Well now with the launch of the official Home Assistant Voice Preview Edition there is another clear reason for more powerful hardware, it is officially stated that the Home Assistant Green (and Home Assistant Yellow) does not have powerful enough hardware to run the larger Whisper model for Assist locally.
This was also mention multiple times by Paulus, J-Lo and Mile in the video linked here as well as shown in the workflow diagram
”The N100 platform by Intel is our recommended hardware for local voice, that is like the bare-minimum.”
”If you are going to go local then we recommend out-of-the-gate something like an Intel N100 or better, especially for Whisper, if you have a graphics processor with a couple of gigs VRAM then you can get really fast large models that have high accuracy running.”

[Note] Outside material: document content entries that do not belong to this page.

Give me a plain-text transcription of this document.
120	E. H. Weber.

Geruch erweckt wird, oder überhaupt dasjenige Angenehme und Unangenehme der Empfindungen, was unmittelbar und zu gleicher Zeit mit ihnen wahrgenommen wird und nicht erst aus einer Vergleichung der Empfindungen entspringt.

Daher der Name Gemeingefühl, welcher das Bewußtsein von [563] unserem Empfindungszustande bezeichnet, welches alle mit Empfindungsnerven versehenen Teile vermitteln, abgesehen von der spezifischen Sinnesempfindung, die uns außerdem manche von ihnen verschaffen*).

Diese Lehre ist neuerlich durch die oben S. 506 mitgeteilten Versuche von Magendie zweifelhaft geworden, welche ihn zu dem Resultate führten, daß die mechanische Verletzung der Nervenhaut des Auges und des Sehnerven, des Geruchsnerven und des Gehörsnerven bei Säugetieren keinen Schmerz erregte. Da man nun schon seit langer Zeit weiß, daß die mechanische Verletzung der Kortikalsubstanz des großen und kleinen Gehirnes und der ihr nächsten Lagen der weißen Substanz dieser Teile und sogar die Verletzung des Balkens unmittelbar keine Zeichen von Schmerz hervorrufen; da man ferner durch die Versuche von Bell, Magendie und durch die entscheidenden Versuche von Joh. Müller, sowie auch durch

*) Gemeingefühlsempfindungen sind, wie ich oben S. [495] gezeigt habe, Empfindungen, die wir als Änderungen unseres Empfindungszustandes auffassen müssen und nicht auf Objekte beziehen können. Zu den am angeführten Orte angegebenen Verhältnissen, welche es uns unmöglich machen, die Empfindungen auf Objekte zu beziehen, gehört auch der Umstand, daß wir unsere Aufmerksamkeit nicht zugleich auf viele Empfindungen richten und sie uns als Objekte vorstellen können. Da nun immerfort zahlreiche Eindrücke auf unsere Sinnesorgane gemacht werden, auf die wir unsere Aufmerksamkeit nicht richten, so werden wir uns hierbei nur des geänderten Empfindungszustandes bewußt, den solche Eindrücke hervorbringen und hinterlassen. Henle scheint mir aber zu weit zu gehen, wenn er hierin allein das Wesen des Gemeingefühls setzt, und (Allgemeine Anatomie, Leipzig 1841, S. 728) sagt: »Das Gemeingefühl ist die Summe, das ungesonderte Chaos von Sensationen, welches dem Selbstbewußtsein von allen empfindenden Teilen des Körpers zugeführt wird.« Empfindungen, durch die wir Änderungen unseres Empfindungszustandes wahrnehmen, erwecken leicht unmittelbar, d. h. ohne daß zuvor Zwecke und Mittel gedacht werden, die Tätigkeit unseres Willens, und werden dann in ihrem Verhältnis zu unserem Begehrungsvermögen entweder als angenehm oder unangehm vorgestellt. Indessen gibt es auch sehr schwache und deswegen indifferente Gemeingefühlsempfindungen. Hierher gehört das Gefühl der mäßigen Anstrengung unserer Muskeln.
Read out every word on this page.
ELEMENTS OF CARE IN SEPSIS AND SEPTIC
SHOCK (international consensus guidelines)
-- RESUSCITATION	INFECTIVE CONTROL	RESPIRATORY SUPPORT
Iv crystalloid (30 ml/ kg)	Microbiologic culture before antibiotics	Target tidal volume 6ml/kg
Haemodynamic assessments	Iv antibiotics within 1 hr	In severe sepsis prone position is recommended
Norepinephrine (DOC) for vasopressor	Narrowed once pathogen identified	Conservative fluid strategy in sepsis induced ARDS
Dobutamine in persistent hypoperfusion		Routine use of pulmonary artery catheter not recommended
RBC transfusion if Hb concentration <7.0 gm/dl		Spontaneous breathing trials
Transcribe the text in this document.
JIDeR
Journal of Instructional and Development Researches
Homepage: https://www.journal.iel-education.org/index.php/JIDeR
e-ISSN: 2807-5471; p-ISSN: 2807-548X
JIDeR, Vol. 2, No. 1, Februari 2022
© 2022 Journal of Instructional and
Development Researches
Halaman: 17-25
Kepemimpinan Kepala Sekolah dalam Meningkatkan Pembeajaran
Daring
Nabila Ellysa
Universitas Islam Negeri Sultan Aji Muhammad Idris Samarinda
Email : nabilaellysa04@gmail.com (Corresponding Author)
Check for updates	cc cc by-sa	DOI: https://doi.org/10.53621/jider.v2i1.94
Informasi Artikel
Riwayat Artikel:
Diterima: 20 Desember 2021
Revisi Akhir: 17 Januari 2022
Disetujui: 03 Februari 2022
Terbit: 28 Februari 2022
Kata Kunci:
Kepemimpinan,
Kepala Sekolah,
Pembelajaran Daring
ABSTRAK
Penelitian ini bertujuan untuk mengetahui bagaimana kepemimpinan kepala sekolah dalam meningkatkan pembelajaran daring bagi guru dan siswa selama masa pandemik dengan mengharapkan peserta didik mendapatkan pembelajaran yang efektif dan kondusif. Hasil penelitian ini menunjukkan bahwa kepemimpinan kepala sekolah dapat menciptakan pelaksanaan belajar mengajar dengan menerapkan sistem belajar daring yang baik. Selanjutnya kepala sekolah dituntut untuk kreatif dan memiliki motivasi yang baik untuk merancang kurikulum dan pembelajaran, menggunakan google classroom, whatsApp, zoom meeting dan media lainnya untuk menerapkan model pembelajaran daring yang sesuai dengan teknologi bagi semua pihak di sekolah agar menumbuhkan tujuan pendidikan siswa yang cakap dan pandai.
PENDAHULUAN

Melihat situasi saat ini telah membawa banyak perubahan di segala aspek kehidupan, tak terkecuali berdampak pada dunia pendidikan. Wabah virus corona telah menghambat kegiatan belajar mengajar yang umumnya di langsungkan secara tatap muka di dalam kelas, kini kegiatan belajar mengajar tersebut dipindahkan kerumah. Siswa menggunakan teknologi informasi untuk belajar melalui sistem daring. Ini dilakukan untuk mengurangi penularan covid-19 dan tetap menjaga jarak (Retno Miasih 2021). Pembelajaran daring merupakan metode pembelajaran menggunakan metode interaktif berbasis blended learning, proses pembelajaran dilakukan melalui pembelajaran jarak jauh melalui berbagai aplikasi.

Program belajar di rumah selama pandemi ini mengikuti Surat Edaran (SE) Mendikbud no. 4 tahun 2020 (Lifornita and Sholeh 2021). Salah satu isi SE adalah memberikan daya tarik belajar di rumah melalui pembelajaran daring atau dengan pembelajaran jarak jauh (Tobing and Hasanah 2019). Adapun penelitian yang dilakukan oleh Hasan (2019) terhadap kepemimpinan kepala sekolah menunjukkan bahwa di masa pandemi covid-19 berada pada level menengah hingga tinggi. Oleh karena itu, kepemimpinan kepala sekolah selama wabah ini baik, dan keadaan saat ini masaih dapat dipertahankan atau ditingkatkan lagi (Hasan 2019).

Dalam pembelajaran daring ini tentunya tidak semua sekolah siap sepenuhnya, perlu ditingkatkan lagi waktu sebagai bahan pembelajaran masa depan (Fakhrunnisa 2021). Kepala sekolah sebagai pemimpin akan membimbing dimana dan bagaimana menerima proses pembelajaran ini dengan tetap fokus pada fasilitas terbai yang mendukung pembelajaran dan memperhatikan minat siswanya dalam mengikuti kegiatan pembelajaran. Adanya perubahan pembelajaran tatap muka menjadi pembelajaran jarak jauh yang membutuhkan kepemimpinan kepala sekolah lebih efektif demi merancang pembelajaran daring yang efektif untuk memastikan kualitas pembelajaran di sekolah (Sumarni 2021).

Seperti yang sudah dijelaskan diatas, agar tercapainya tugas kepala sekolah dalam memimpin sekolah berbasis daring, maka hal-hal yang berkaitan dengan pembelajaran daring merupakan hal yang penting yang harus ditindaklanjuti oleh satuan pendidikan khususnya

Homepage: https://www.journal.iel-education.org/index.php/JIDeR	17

So if you run Home Assistent OS on hardware with a relativly slow CPU (like the Home Assistant Green) then for voice control you must off-load speech-to-text and text-to-speech to cloud services for it to be fast enough to be usable. If you want to run fully locally then you need a faster computer to run Home Assistent OS and the local Whisper piper on.
Note that they are here not even talking about LLMs for AI conversation agents but only the STT and TTS parts. It is the Whisper part, i.e. the Speech-To-Text parts that is usually the bottleneck for local voice control (without LLM). Meaning you will be dependet on the internet and cloud services for voice control if you do not have faster hardware to run everything locally.